Aldo éprouva quelque peine à dissimuler son aversion. Cet homme était capable de passer Plan-Crépin à la question s’il ne se mettait pas en travers :

— Chrétienne fervente – elle se rend chaque matin à la messe de six heures où qu’elle soit – Mlle du Plan-Crépin possède une âme généreuse qui ne supporte pas la souffrance d’autrui. Hier soir, sur une impulsion, elle a voulu se rendre chez Mme Karlova et c’est ainsi qu’elle a pu voir les ravisseurs du colonel le jeter hors d’une voiture tel un simple paquet. Je pense que vous savez la suite…

— Et vous ne l’aviez pas accompagnée ? Par ce temps ?

— Ni M. Vidal-Pellicorne ni moi ne nous en doutions. Comme tous les êtres de qualité, elle pratique une charité discrète, poursuivit Aldo avec une sévérité qui parut faire impression. Le vieux « Dur-à-cuire » se radoucit :

— A-t-elle pu distinguer la voiture des ravisseurs ? C’était son taxi ?

— En dépit de la peur qu’elle a eue je crois qu’elle l’aurait remarqué. Elle est très observatrice…

— Je verrai avec elle ! Après déjeuner ! Je suppose qu’elle doit dormir à cette heure ?

— Merci de le comprendre, commissaire !

En vantant les qualités de Marie-Angéline, Aldo n’avait rien exagéré. Il en fut lui-même surpris lorsqu’elle précisa à Lemercier qu’il s’agissait d’une Renault noire, d’un modèle un peu ancien, dont les portières étaient décorées d’un motif jaune et noir imitant le cannage d’une chaise. Malheureusement il lui avait été impossible de lire le numéro d’immatriculation en raison de la boue qui recouvrait les plaques.

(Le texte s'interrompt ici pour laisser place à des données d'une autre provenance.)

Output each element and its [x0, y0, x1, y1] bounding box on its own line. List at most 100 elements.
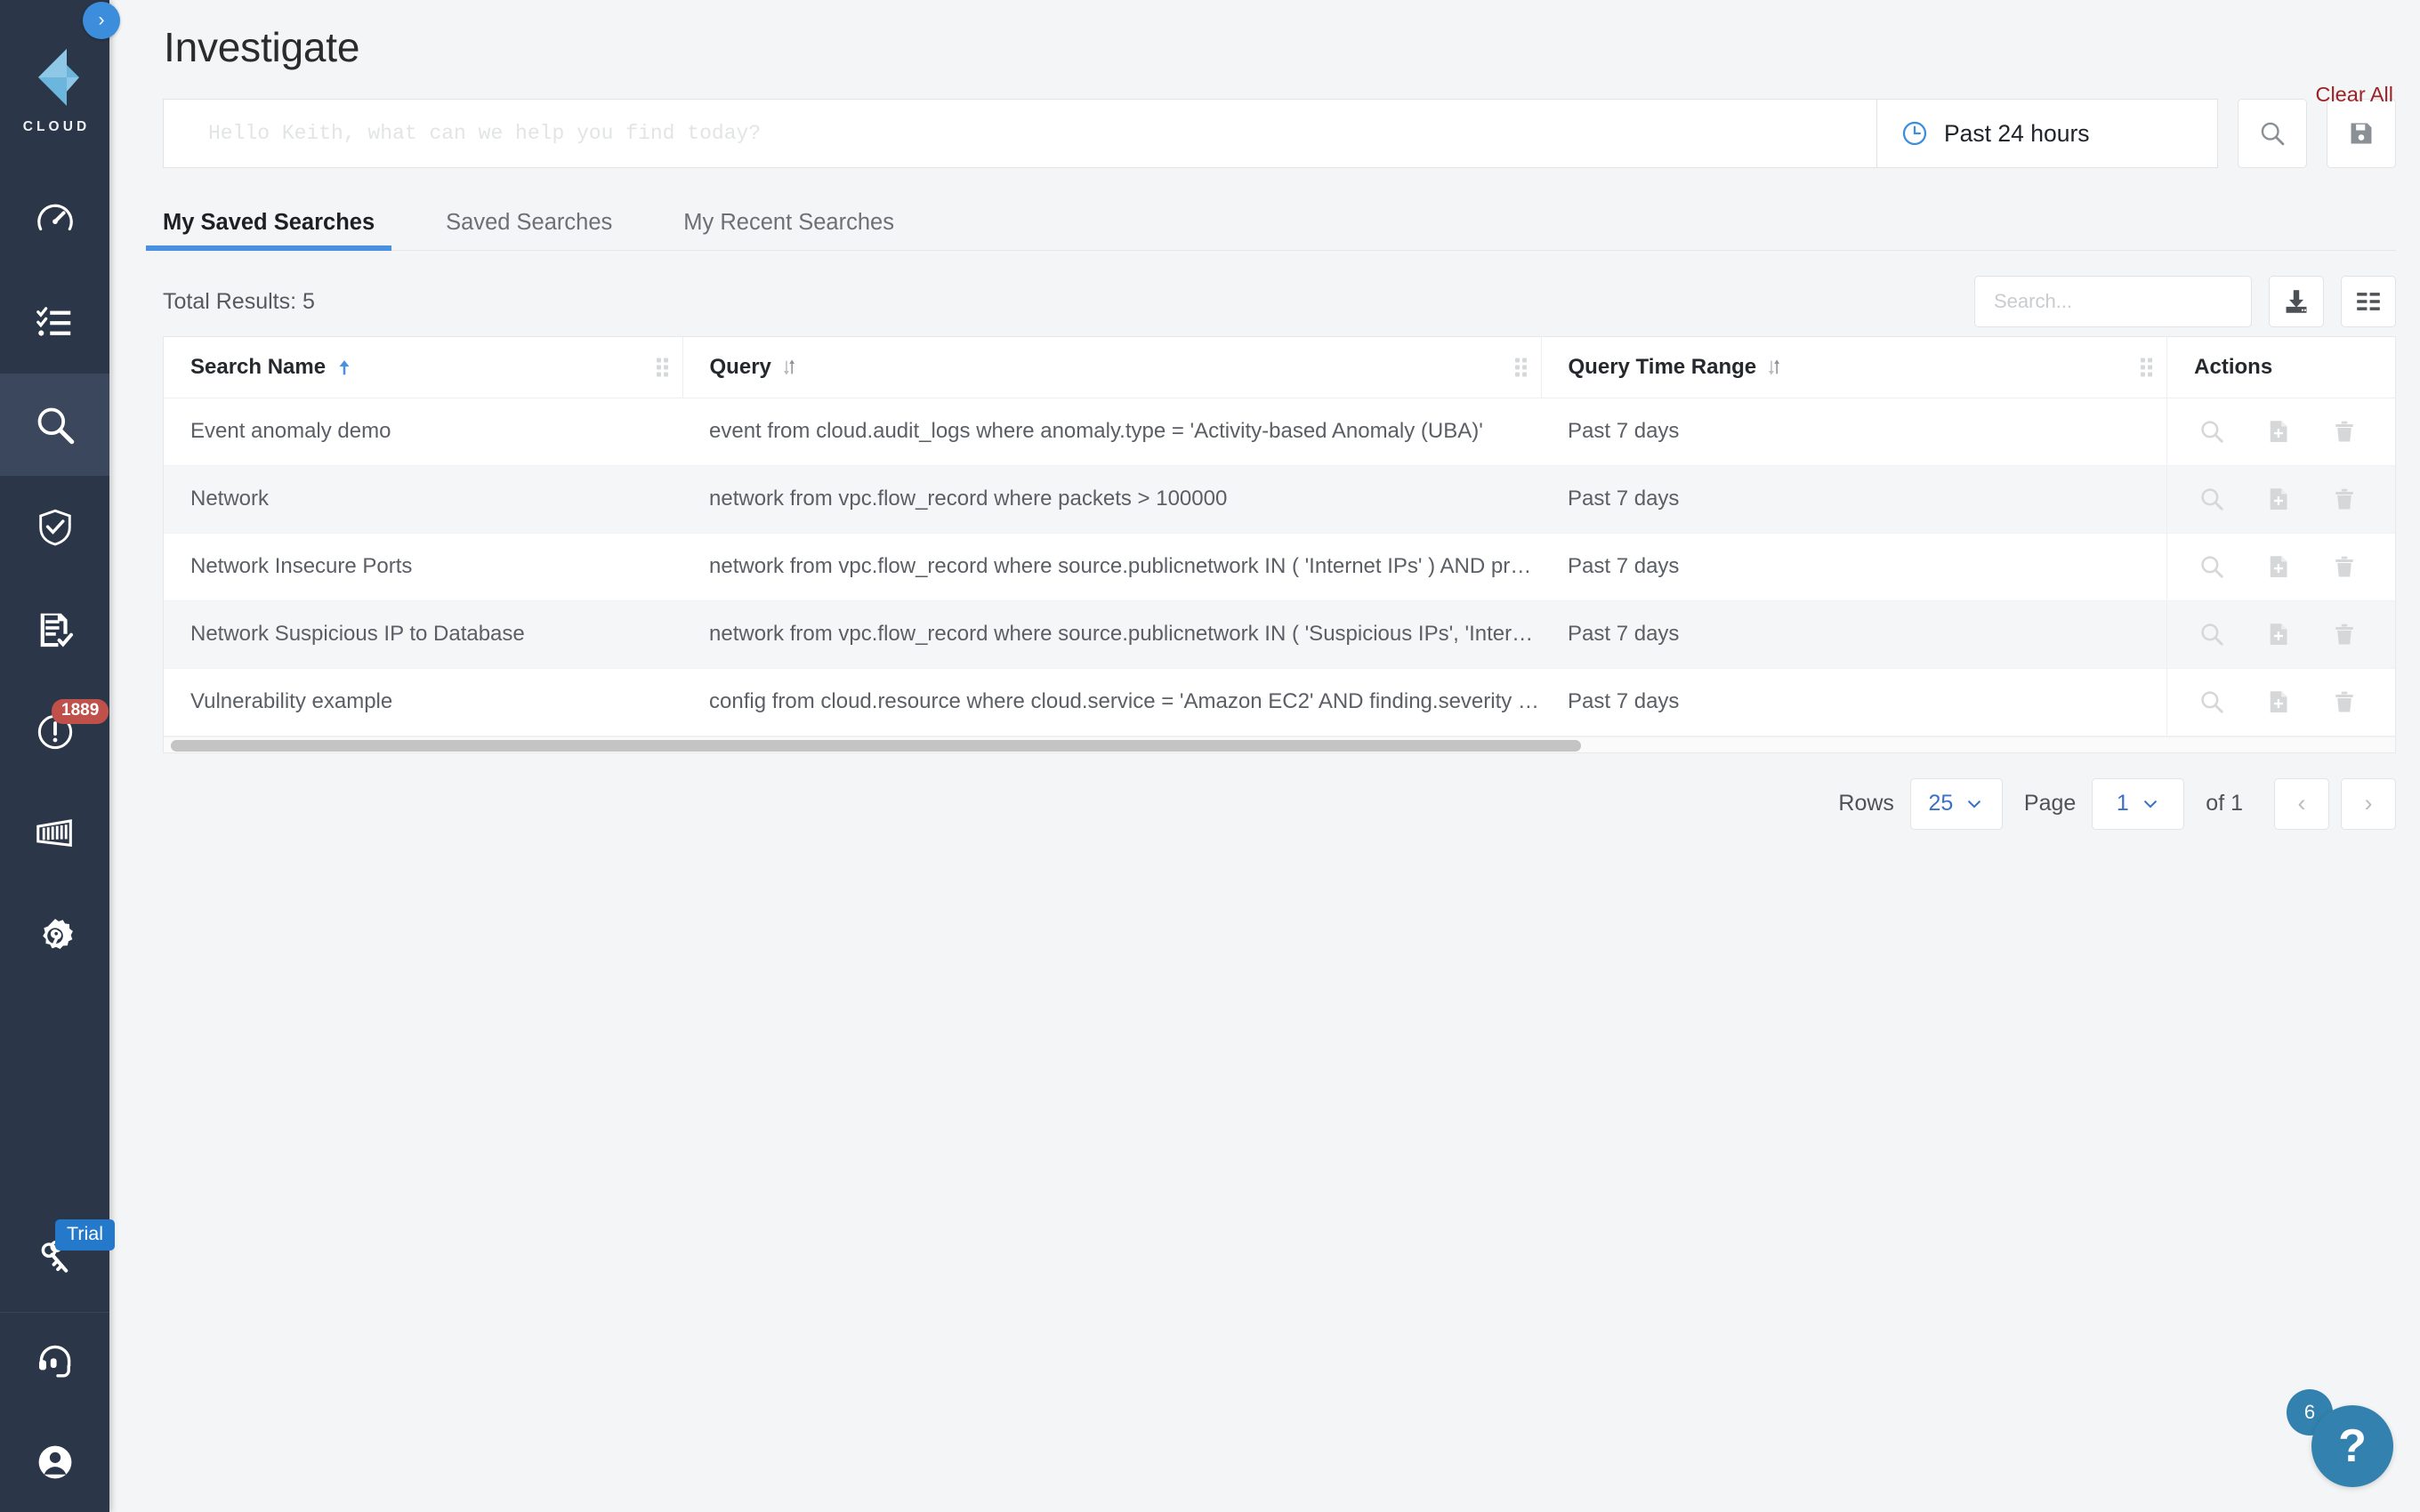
tab-my-recent-searches[interactable]: My Recent Searches — [683, 210, 894, 250]
omni-search-field[interactable] — [163, 99, 1876, 168]
column-resize-handle[interactable] — [2141, 358, 2153, 377]
column-header-query-time-range[interactable]: Query Time Range — [1541, 337, 2168, 398]
sidebar-item-support[interactable] — [0, 1313, 109, 1412]
tab-saved-searches[interactable]: Saved Searches — [446, 210, 612, 250]
column-label: Actions — [2194, 354, 2273, 379]
sidebar-item-settings[interactable] — [0, 885, 109, 987]
query-link[interactable]: config from cloud.resource where cloud.s… — [709, 689, 1541, 713]
chevron-down-icon — [2143, 800, 2157, 808]
table-row[interactable]: Network Suspicious IP to Database networ… — [164, 600, 2395, 669]
table-search-field[interactable] — [1974, 276, 2252, 327]
cell-query[interactable]: network from vpc.flow_record where sourc… — [682, 600, 1542, 669]
sidebar-item-investigate[interactable] — [0, 374, 109, 476]
next-page-button[interactable]: › — [2341, 777, 2396, 830]
column-label: Query — [709, 354, 771, 379]
toolbar-actions — [1974, 276, 2396, 327]
cell-search-name: Vulnerability example — [164, 668, 683, 736]
cell-query[interactable]: network from vpc.flow_record where packe… — [682, 465, 1542, 534]
search-input[interactable] — [208, 122, 1876, 145]
cell-actions — [2166, 533, 2395, 601]
page-label: Page — [2023, 791, 2077, 816]
document-check-icon — [40, 613, 73, 647]
cell-time-range: Past 7 days — [1541, 465, 2167, 534]
rows-per-page-value: 25 — [1928, 791, 1954, 816]
trash-icon[interactable] — [2331, 688, 2358, 715]
query-link[interactable]: network from vpc.flow_record where sourc… — [709, 554, 1541, 578]
document-plus-icon[interactable] — [2265, 553, 2292, 580]
search-icon[interactable] — [2198, 620, 2226, 648]
help-button[interactable]: ? — [2311, 1405, 2393, 1487]
sidebar-item-profile[interactable] — [0, 1412, 109, 1512]
document-plus-icon[interactable] — [2265, 418, 2292, 445]
results-toolbar: Total Results: 5 — [163, 274, 2396, 329]
trash-icon[interactable] — [2331, 553, 2358, 580]
column-resize-handle[interactable] — [1514, 358, 1527, 377]
cell-time-range: Past 7 days — [1541, 533, 2167, 601]
trash-icon[interactable] — [2331, 621, 2358, 647]
query-link[interactable]: network from vpc.flow_record where sourc… — [709, 622, 1541, 646]
page-total-label: of 1 — [2206, 791, 2243, 816]
cell-query[interactable]: config from cloud.resource where cloud.s… — [682, 668, 1542, 736]
cell-search-name: Event anomaly demo — [164, 398, 683, 466]
sidebar-item-containers[interactable] — [0, 783, 109, 885]
search-icon[interactable] — [2198, 552, 2226, 581]
search-bar: Past 24 hours — [163, 99, 2396, 168]
download-button[interactable] — [2269, 276, 2324, 327]
sidebar-item-licensing[interactable]: Trial — [0, 1207, 116, 1312]
sidebar-collapse-toggle[interactable]: › — [83, 2, 120, 39]
container-icon — [36, 818, 72, 847]
page-number-select[interactable]: 1 — [2092, 777, 2185, 830]
rows-label: Rows — [1838, 791, 1894, 816]
table-horizontal-scrollbar[interactable] — [164, 736, 2395, 752]
rows-per-page-select[interactable]: 25 — [1909, 777, 2003, 830]
table-row[interactable]: Network network from vpc.flow_record whe… — [164, 465, 2395, 534]
search-icon[interactable] — [2198, 417, 2226, 446]
column-header-query[interactable]: Query — [682, 337, 1542, 398]
column-header-search-name[interactable]: Search Name — [164, 337, 683, 398]
user-circle-icon — [38, 1445, 71, 1479]
trash-icon[interactable] — [2331, 486, 2358, 512]
cloud-logo-icon — [37, 48, 79, 106]
search-icon[interactable] — [2198, 485, 2226, 513]
shield-check-icon — [38, 509, 71, 545]
search-icon — [2261, 122, 2285, 146]
column-label: Search Name — [190, 354, 327, 379]
cell-query[interactable]: network from vpc.flow_record where sourc… — [682, 533, 1542, 601]
run-search-button[interactable] — [2238, 99, 2307, 168]
sidebar-item-monitor[interactable] — [0, 476, 109, 578]
columns-view-button[interactable] — [2341, 276, 2396, 327]
trash-icon[interactable] — [2331, 418, 2358, 445]
app-root: › CLOUD 1889 Trial Investigate Clear All… — [0, 0, 2420, 1512]
table-row[interactable]: Event anomaly demo event from cloud.audi… — [164, 398, 2395, 466]
sidebar-item-compliance[interactable] — [0, 271, 109, 374]
chevron-left-icon: ‹ — [2297, 790, 2306, 816]
main-content: Investigate Clear All Past 24 hours — [109, 0, 2420, 1512]
save-search-button[interactable] — [2327, 99, 2396, 168]
cell-query[interactable]: event from cloud.audit_logs where anomal… — [682, 398, 1542, 466]
table-search-input[interactable] — [1994, 290, 2250, 313]
time-range-picker[interactable]: Past 24 hours — [1876, 99, 2218, 168]
column-resize-handle[interactable] — [656, 358, 668, 377]
document-plus-icon[interactable] — [2265, 621, 2292, 647]
sidebar-item-alerts[interactable]: 1889 — [0, 680, 109, 783]
document-plus-icon[interactable] — [2265, 486, 2292, 512]
sidebar: › CLOUD 1889 Trial — [0, 0, 120, 1512]
query-link[interactable]: event from cloud.audit_logs where anomal… — [709, 419, 1483, 443]
sidebar-item-dashboard[interactable] — [0, 169, 109, 271]
document-plus-icon[interactable] — [2265, 688, 2292, 715]
scrollbar-thumb[interactable] — [171, 739, 1581, 752]
search-icon[interactable] — [2198, 688, 2226, 716]
chevron-down-icon — [1968, 800, 1981, 808]
cell-time-range: Past 7 days — [1541, 398, 2167, 466]
headset-icon — [38, 1345, 70, 1378]
cell-actions — [2166, 398, 2395, 466]
clear-all-button[interactable]: Clear All — [2315, 83, 2393, 107]
sidebar-item-reports[interactable] — [0, 578, 109, 680]
cell-search-name: Network — [164, 465, 683, 534]
trial-badge: Trial — [55, 1219, 116, 1251]
table-row[interactable]: Vulnerability example config from cloud.… — [164, 668, 2395, 736]
tab-my-saved-searches[interactable]: My Saved Searches — [145, 210, 392, 251]
table-row[interactable]: Network Insecure Ports network from vpc.… — [164, 533, 2395, 601]
query-link[interactable]: network from vpc.flow_record where packe… — [709, 487, 1227, 511]
previous-page-button[interactable]: ‹ — [2274, 777, 2329, 830]
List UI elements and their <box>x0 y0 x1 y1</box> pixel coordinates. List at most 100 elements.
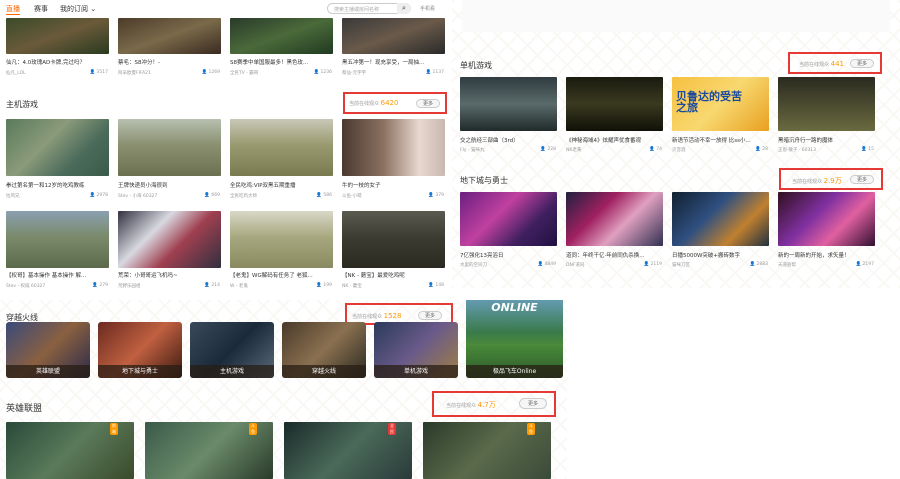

— Une bonne précaution, commenta Adalbert, mais insuffisante. Le cannage des portières rend la voiture d’autant plus facile à reconnaître que l’on n’en a pas vu beaucoup sur le marché…

— Cela s’explique si c’est une voiture volée, répondit Aldo.

C’était aussi l’avis de Lemercier.

Celui-ci se disposait à repartir quand Aldo le retint :

— Pas d’autres nouvelles de l’assassin ? demanda-t-il en baissant la voix pour ne pas être entendu des deux femmes. Il est vrai que le lamento de sa suivante suffisait amplement à remplir les oreilles de Mme Karlova qui l’écoutait résignée et surtout habituée.

— Aucune. Il n’a pas manifesté de nouvelles exigences, ce qui je vous avoue ne laisse pas de me surprendre.

— Peut-être n’est-il pas complètement idiot ? Il a dû finir par comprendre que si on ne lui donnait pas ce qu’il a exigé c’est parce que nous ne l’avons pas. Ou alors il se donne le temps de préparer autre chose ?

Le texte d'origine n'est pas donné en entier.